Variance prior forms for high-dimensional Bayesian variable selection

TL;DR

This paper investigates the impact of conjugate priors on Bayesian high-dimensional variable selection and proposes an independent prior approach for better variance estimation, improving predictive accuracy.

Contribution

It highlights the drawbacks of conjugate priors for variance estimation and extends the Spike-and-Slab Lasso to incorporate unknown variance with improved performance.

Findings

Conjugate priors can underestimate variance in high-dimensional models.

Independent priors for coefficients and variance improve estimation accuracy.
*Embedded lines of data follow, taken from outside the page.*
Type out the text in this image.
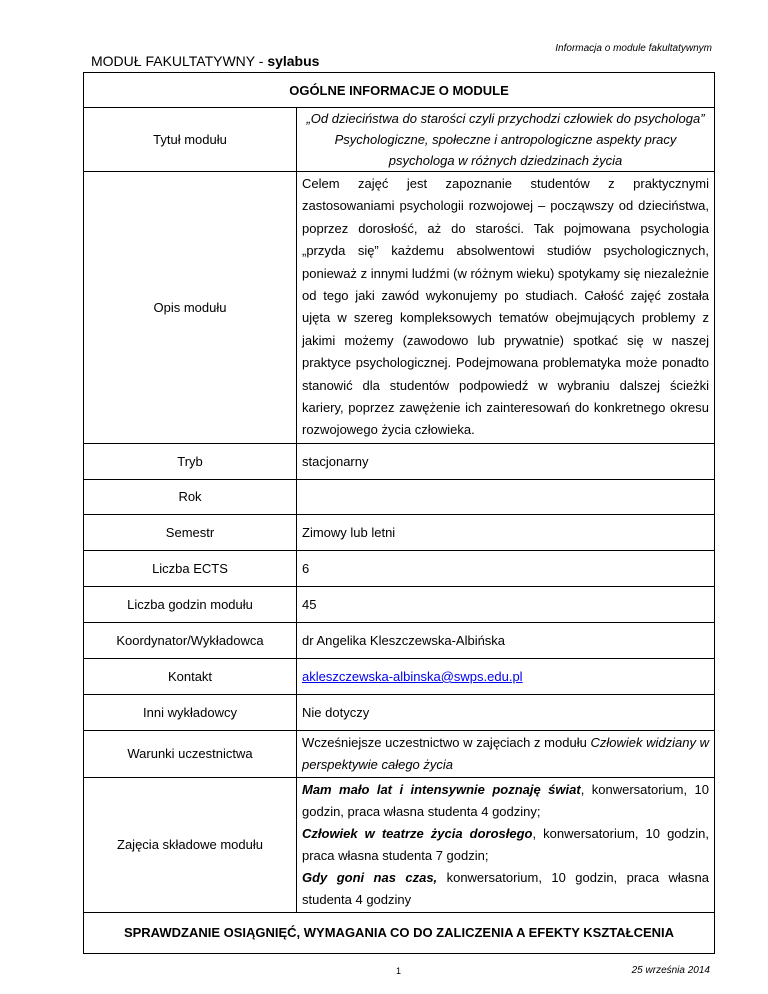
Informacja o module fakultatywnym
MODUŁ FAKULTATYWNY - sylabus
OGÓLNE INFORMACJE O MODULE	
Tytuł modułu	„Od dzieciństwa do starości czyli przychodzi człowiek do psychologa”
Psychologiczne, społeczne i antropologiczne aspekty pracy psychologa w różnych dziedzinach życia

Opis modułu	Celem zajęć jest zapoznanie studentów z praktycznymi zastosowaniami psychologii rozwojowej – począwszy od dzieciństwa, poprzez dorosłość, aż do starości. Tak pojmowana psychologia „przyda się” każdemu absolwentowi studiów psychologicznych, ponieważ z innymi ludźmi (w różnym wieku) spotykamy się niezależnie od tego jaki zawód wykonujemy po studiach. Całość zajęć została ujęta w szereg kompleksowych tematów obejmujących problemy z jakimi możemy (zawodowo lub prywatnie) spotkać się w naszej praktyce psychologicznej. Podejmowana problematyka może ponadto stanowić dla studentów podpowiedź w wybraniu dalszej ścieżki kariery, poprzez zawężenie ich zainteresowań do konkretnego okresu rozwojowego życia człowieka.
Tryb	stacjonarny
Rok	
Semestr	Zimowy lub letni
Liczba ECTS	6
Liczba godzin modułu	45
Koordynator/Wykładowca	dr Angelika Kleszczewska-Albińska
Kontakt	akleszczewska-albinska@swps.edu.pl
Inni wykładowcy	Nie dotyczy
Warunki uczestnictwa	Wcześniejsze uczestnictwo w zajęciach z modułu Człowiek widziany w perspektywie całego życia
Zajęcia składowe modułu	Mam mało lat i intensywnie poznaję świat, konwersatorium, 10 godzin, praca własna studenta 4 godziny;
Człowiek w teatrze życia dorosłego, konwersatorium, 10 godzin, praca własna studenta 7 godzin;
Gdy goni nas czas, konwersatorium, 10 godzin, praca własna studenta 4 godziny

SPRAWDZANIE OSIĄGNIĘĆ, WYMAGANIA CO DO ZALICZENIA A EFEKTY KSZTAŁCENIA	
1	25 września 2014
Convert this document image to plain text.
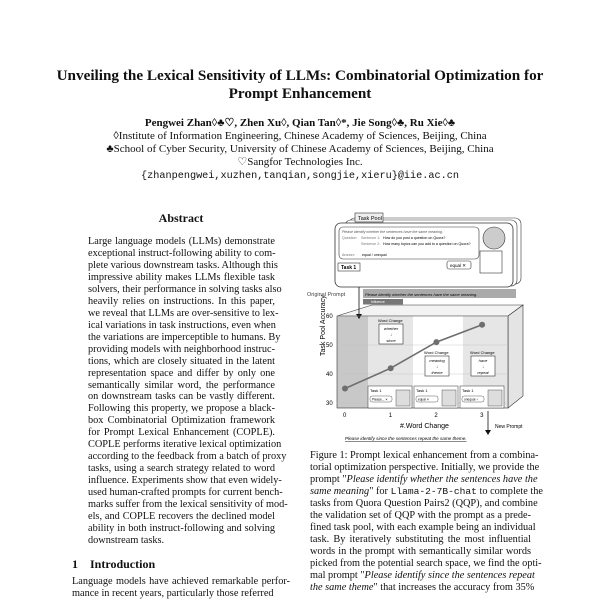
Unveiling the Lexical Sensitivity of LLMs: Combinatorial Optimization for
Prompt Enhancement
Pengwei Zhan◊♣♡, Zhen Xu◊, Qian Tan◊*, Jie Song◊♣, Ru Xie◊♣
◊Institute of Information Engineering, Chinese Academy of Sciences, Beijing, China
♣School of Cyber Security, University of Chinese Academy of Sciences, Beijing, China
♡Sangfor Technologies Inc.
{zhanpengwei,xuzhen,tanqian,songjie,xieru}@iie.ac.cn
Abstract
Large language models (LLMs) demonstrate
exceptional instruct-following ability to com-
plete various downstream tasks. Although this
impressive ability makes LLMs flexible task
solvers, their performance in solving tasks also
heavily relies on instructions. In this paper,
we reveal that LLMs are over-sensitive to lex-
ical variations in task instructions, even when
the variations are imperceptible to humans. By
providing models with neighborhood instruc-
tions, which are closely situated in the latent
representation space and differ by only one
semantically similar word, the performance
on downstream tasks can be vastly different.
Following this property, we propose a black-
box Combinatorial Optimization framework
for Prompt Lexical Enhancement (COPLE).
COPLE performs iterative lexical optimization
according to the feedback from a batch of proxy
tasks, using a search strategy related to word
influence. Experiments show that even widely-
used human-crafted prompts for current bench-
marks suffer from the lexical sensitivity of mod-
els, and COPLE recovers the declined model
ability in both instruct-following and solving
downstream tasks.
1 Introduction
Language models have achieved remarkable perfor-
mance in recent years, particularly those referred
Task Pool
Please identify whether the sentences have the same meaning.
Question: Sentence 1: How do you post a question on Quora?
Sentence 2: How many topics can you add to a question on Quora?
Answer: equal / unequal
Task 1	equal ✕
Original Prompt	Please identify whether the sentences have the same meaning.
Influence
30
40
50
60
0	1	2	3
Word Change
whether
↓
since
Word Change
meaning
↓
theme
Word Change
have
↓
repeat
Task 1
Please... ✕
Task 1
equal ✕
Task 1
unequal ✓
Task Pool Accuracy
#.Word Change	New Prompt
Please identify since the sentences repeat the same theme.
Figure 1: Prompt lexical enhancement from a combina-
torial optimization perspective. Initially, we provide the
prompt "Please identify whether the sentences have the
same meaning" for Llama-2-7B-chat to complete the
tasks from Quora Question Pairs2 (QQP), and combine
the validation set of QQP with the prompt as a prede-
fined task pool, with each example being an individual
task. By iteratively substituting the most influential
words in the prompt with semantically similar words
picked from the potential search space, we find the opti-
mal prompt "Please identify since the sentences repeat
the same theme" that increases the accuracy from 35%
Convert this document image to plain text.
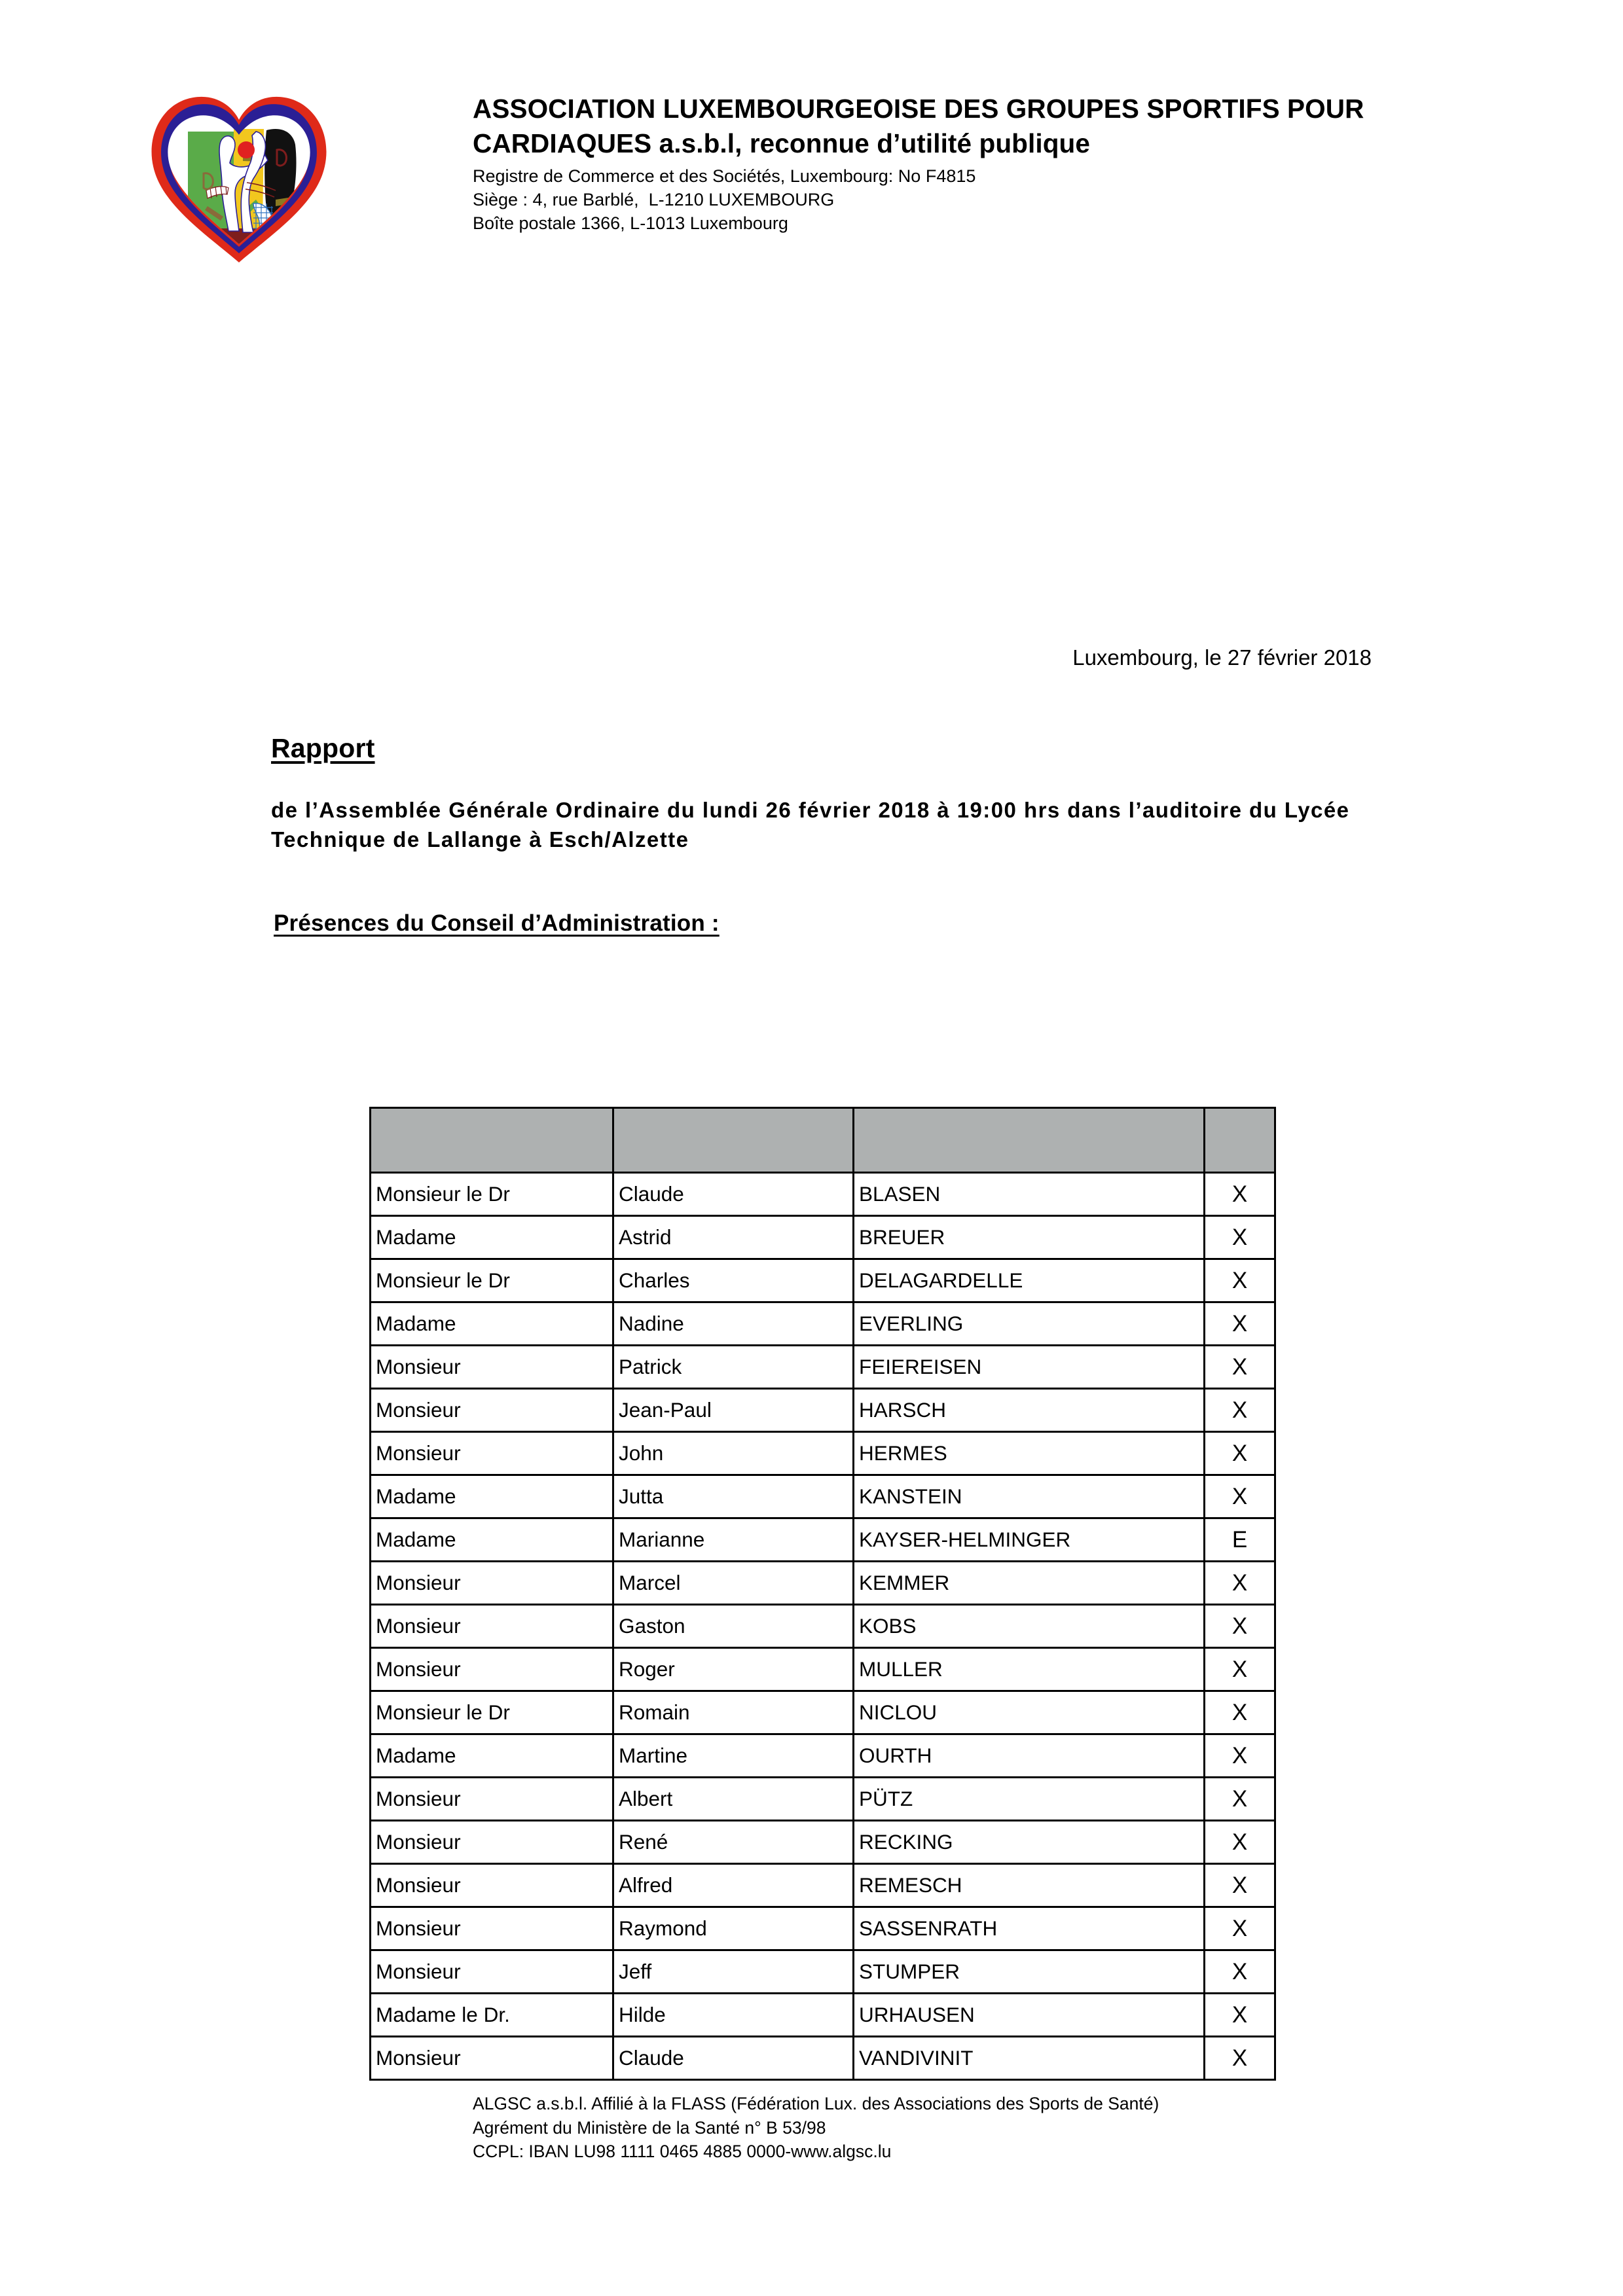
ASSOCIATION LUXEMBOURGEOISE DES GROUPES SPORTIFS POUR
CARDIAQUES a.s.b.l, reconnue d’utilité publique
Registre de Commerce et des Sociétés, Luxembourg: No F4815
Siège : 4, rue Barblé,  L-1210 LUXEMBOURG
Boîte postale 1366, L-1013 Luxembourg
Luxembourg, le 27 février 2018
Rapport

de l’Assemblée Générale Ordinaire du lundi 26 février 2018 à 19:00 hrs dans l’auditoire du Lycée Technique de Lallange à Esch/Alzette

Présences du Conseil d’Administration :

Monsieur le Dr	Claude	BLASEN	X
Madame	Astrid	BREUER	X
Monsieur le Dr	Charles	DELAGARDELLE	X
Madame	Nadine	EVERLING	X
Monsieur	Patrick	FEIEREISEN	X
Monsieur	Jean-Paul	HARSCH	X
Monsieur	John	HERMES	X
Madame	Jutta	KANSTEIN	X
Madame	Marianne	KAYSER-HELMINGER	E
Monsieur	Marcel	KEMMER	X
Monsieur	Gaston	KOBS	X
Monsieur	Roger	MULLER	X
Monsieur le Dr	Romain	NICLOU	X
Madame	Martine	OURTH	X
Monsieur	Albert	PÜTZ	X
Monsieur	René	RECKING	X
Monsieur	Alfred	REMESCH	X
Monsieur	Raymond	SASSENRATH	X
Monsieur	Jeff	STUMPER	X
Madame le Dr.	Hilde	URHAUSEN	X
Monsieur	Claude	VANDIVINIT	X
ALGSC a.s.b.l. Affilié à la FLASS (Fédération Lux. des Associations des Sports de Santé)
Agrément du Ministère de la Santé n° B 53/98
CCPL: IBAN LU98 1111 0465 4885 0000-www.algsc.lu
Extended Spike-and-Slab Lasso outperforms fixed variance and other methods on real data.

Abstract

Consider the problem of high dimensional variable selection for the Gaussian linear model when the unknown error variance is also of interest. In this paper, we show that the use of conjugate shrinkage priors for Bayesian variable selection can have detrimental consequences for such variance estimation. Such priors are often motivated by the invariance argument of Jeffreys (1961). Revisiting this work, however, we highlight a caveat that Jeffreys himself noticed; namely that biased estimators can result from inducing dependence between parameters a priori. In a similar way, we show that conjugate priors for linear regression, which induce prior dependence, can lead to such underestimation in the Bayesian high-dimensional regression setting. Following Jeffreys, we recommend as a remedy to treat regression coefficients and the error variance as independent a priori. Using such an independence prior framework, we extend the Spike-and-Slab Lasso of Rockova and George (2018) to the unknown variance case. This extended procedure outperforms both the fixed variance approach and alternative penalized likelihood methods on simulated data. On the protein activity dataset of Clyde and Parmigiani (1998), the Spike-and-Slab Lasso with unknown variance achieves lower cross-validation error than alternative penalized likelihood methods, demonstrating the gains in predictive accuracy afforded by simultaneous error variance estimation.